The parties to a dispute can agree to apply any substantive law to the resolution of their dispute; the arbitrator is obligated to apply Maryland divorce law unless the parties agree otherwise. For example, the parties may wish to divide their assets equally, regardless of whether or not the property was acquired before, during or after the parties lived together as Husband

and Wife. the only issue the parties may wish to submit to an arbitrator may be the valuation of the property in question—and who should receive which property. A Maryland Court cannot transfer title to property and cannot, therefore, “swap” properties. An arbitrator, if the parties have agreed, can do so. Once again, a degree of creativity and flexibility is available in arbitration if parties are so inclined. Absent such an agreement, of course, the arbitrator would be bound by the same constraints as would a Maryland trial court judge. The procedures used to require mutual disclosure of financial and other information can be made as flexible as desired.“…. litigants may waive their rights under the Act and submit to arbitration proceedings that do not meet all of the requirements of the Maryland Court Rules. For example, the parties may agree that each will sign a written authorization or authorizations which will enable the other party to obtain tax returns or other forms of financial information directly. This is quick, direct and less expensive than the more coercive and time consuming avenues available under the more formal discovery procedures contemplated by the Maryland Rules of Civil Procedure. 

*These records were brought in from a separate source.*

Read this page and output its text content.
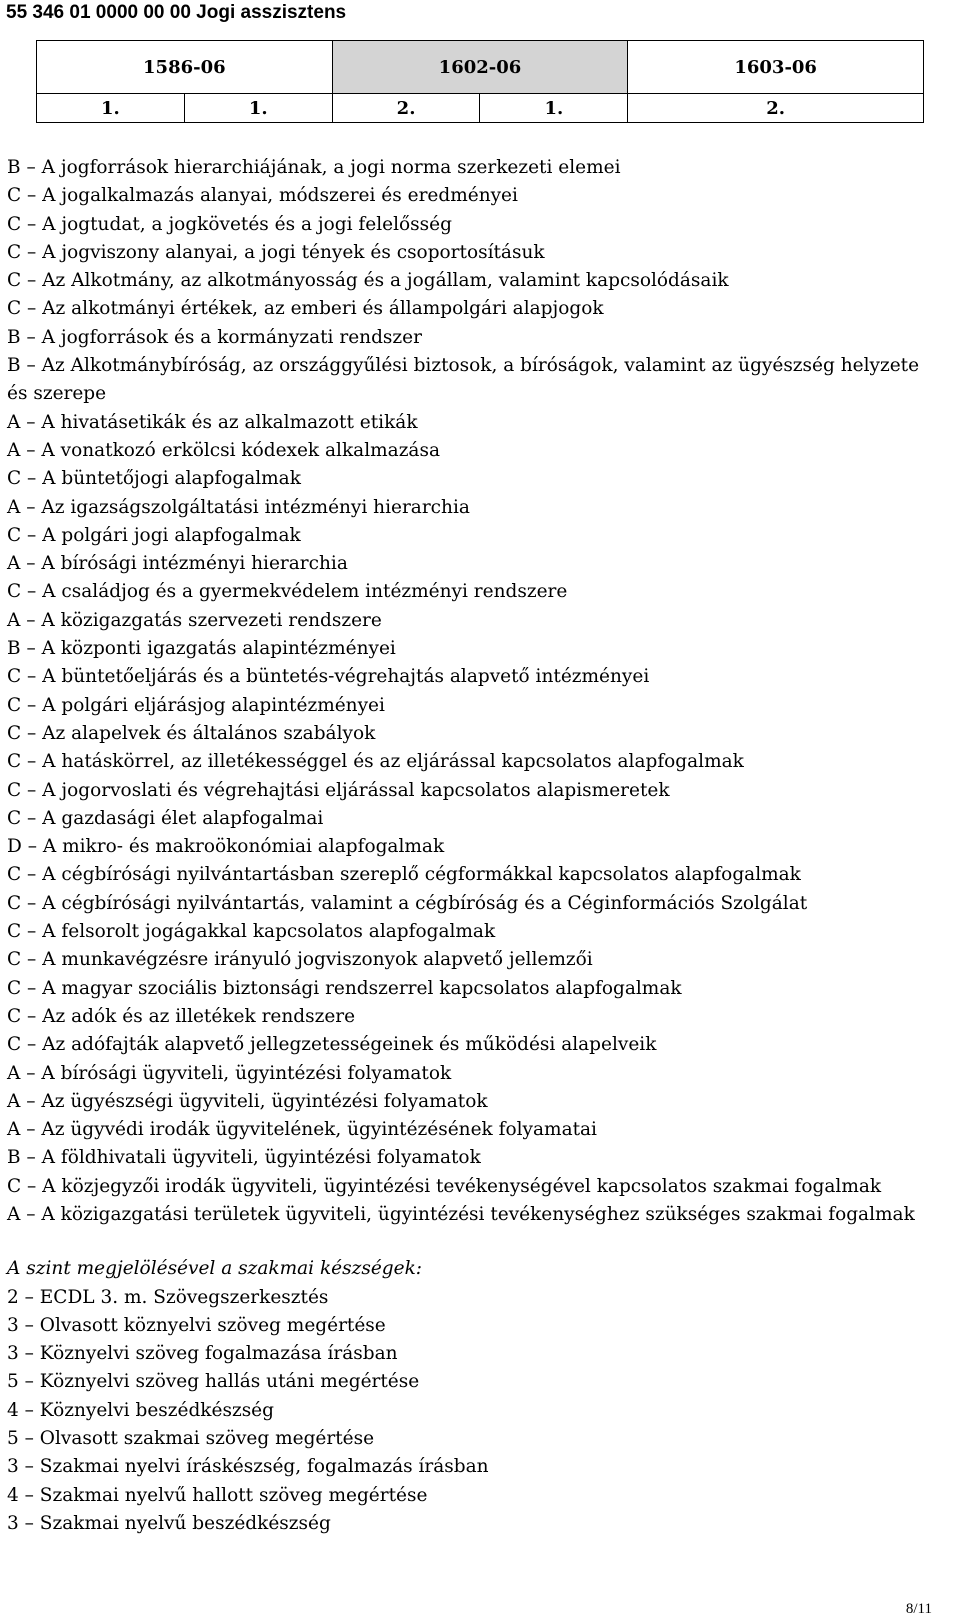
55 346 01 0000 00 00 Jogi asszisztens
1586-06		1602-06		1603-06
1.	1.	2.	1.	2.
B – A jogforrások hierarchiájának, a jogi norma szerkezeti elemei
C – A jogalkalmazás alanyai, módszerei és eredményei
C – A jogtudat, a jogkövetés és a jogi felelősség
C – A jogviszony alanyai, a jogi tények és csoportosításuk
C – Az Alkotmány, az alkotmányosság és a jogállam, valamint kapcsolódásaik
C – Az alkotmányi értékek, az emberi és állampolgári alapjogok
B – A jogforrások és a kormányzati rendszer
B – Az Alkotmánybíróság, az országgyűlési biztosok, a bíróságok, valamint az ügyészség helyzete és szerepe
A – A hivatásetikák és az alkalmazott etikák
A – A vonatkozó erkölcsi kódexek alkalmazása
C – A büntetőjogi alapfogalmak
A – Az igazságszolgáltatási intézményi hierarchia
C – A polgári jogi alapfogalmak
A – A bírósági intézményi hierarchia
C – A családjog és a gyermekvédelem intézményi rendszere
A – A közigazgatás szervezeti rendszere
B – A központi igazgatás alapintézményei
C – A büntetőeljárás és a büntetés-végrehajtás alapvető intézményei
C – A polgári eljárásjog alapintézményei
C – Az alapelvek és általános szabályok
C – A hatáskörrel, az illetékességgel és az eljárással kapcsolatos alapfogalmak
C – A jogorvoslati és végrehajtási eljárással kapcsolatos alapismeretek
C – A gazdasági élet alapfogalmai
D – A mikro- és makroökonómiai alapfogalmak
C – A cégbírósági nyilvántartásban szereplő cégformákkal kapcsolatos alapfogalmak
C – A cégbírósági nyilvántartás, valamint a cégbíróság és a Céginformációs Szolgálat
C – A felsorolt jogágakkal kapcsolatos alapfogalmak
C – A munkavégzésre irányuló jogviszonyok alapvető jellemzői
C – A magyar szociális biztonsági rendszerrel kapcsolatos alapfogalmak
C – Az adók és az illetékek rendszere
C – Az adófajták alapvető jellegzetességeinek és működési alapelveik
A – A bírósági ügyviteli, ügyintézési folyamatok
A – Az ügyészségi ügyviteli, ügyintézési folyamatok
A – Az ügyvédi irodák ügyvitelének, ügyintézésének folyamatai
B – A földhivatali ügyviteli, ügyintézési folyamatok
C – A közjegyzői irodák ügyviteli, ügyintézési tevékenységével kapcsolatos szakmai fogalmak
A – A közigazgatási területek ügyviteli, ügyintézési tevékenységhez szükséges szakmai fogalmak
A szint megjelölésével a szakmai készségek:
2 – ECDL 3. m. Szövegszerkesztés
3 – Olvasott köznyelvi szöveg megértése
3 – Köznyelvi szöveg fogalmazása írásban
5 – Köznyelvi szöveg hallás utáni megértése
4 – Köznyelvi beszédkészség
5 – Olvasott szakmai szöveg megértése
3 – Szakmai nyelvi íráskészség, fogalmazás írásban
4 – Szakmai nyelvű hallott szöveg megértése
3 – Szakmai nyelvű beszédkészség
8/11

Time is money. Anything that can be done to expedite the timing of the procedures will save expense. I do not mean to imply that cost is the only, or even the major, reason to consider arbitration. However, it is clearly a factor. The arbitrator is a private individual serving in the capacity of a Judge. The arbitrator will bill by the hour, or in some identifiable fashion, for the services which are performed. However, anyone who has sat through a litigated case knows how much time is devoted to waiting, to postponements, to unexpected delays and to the demands otherwise placed on a Court’s time. Combine that experience with the clumsy procedures available to force disclosure of information when disclosure is resisted, is done unwillingly or is done deceitfully, and you will soon understand that the cost of the arbitrator is money well spent to save these additional expenditures. 

How is Arbitration Different From a Trial?

Arbitration may very well resemble a trial, although the parties are free to negotiate their own “rules”. The principal distinction between an arbitration proceeding and a trial is that a trial is conducted by a Judge. An arbitration is conducted by an arbitrator. Trials typically occur in a Courthouse. Arbitrations typically occur outside of a Courthouse and in a private setting. 

When is Arbitration Useful?

Arbitration is always useful. However, when issues involving custody and/or visitation are involved, arbitration may have limited utility. See you lawyer for advice on that topic. Arbitration is much more helpful when financial matters are at stake.

If the Arbitrator's Decision Cannot be Appealed, Why Use an Arbitrator?

To bring an end to the dispute as expeditiously and inexpensively as possible. A well selected arbitrator, particularly as it relates to the financial issues in a divorce, may be as well qualified, or better qualified, than many Judges. An arbitrator may be a former Judges with experience in family law matters, or a practicing attorney who likewise has experience in family law matters.

How do you Select an Arbitrator?

If you have retained an attorney, ask your attorney. Call the County or State Bar Association. Look on the Internet. Then consider the type of problems you intend to present. Does the arbitrator have a background in family law matters? Ask for a resume. Then check with an attorney who does a significant amount of family law work. Who would they recommend? If you are unsuccessful in mediation, ask for a recommendation from the mediator---then test the recommendation in the same way.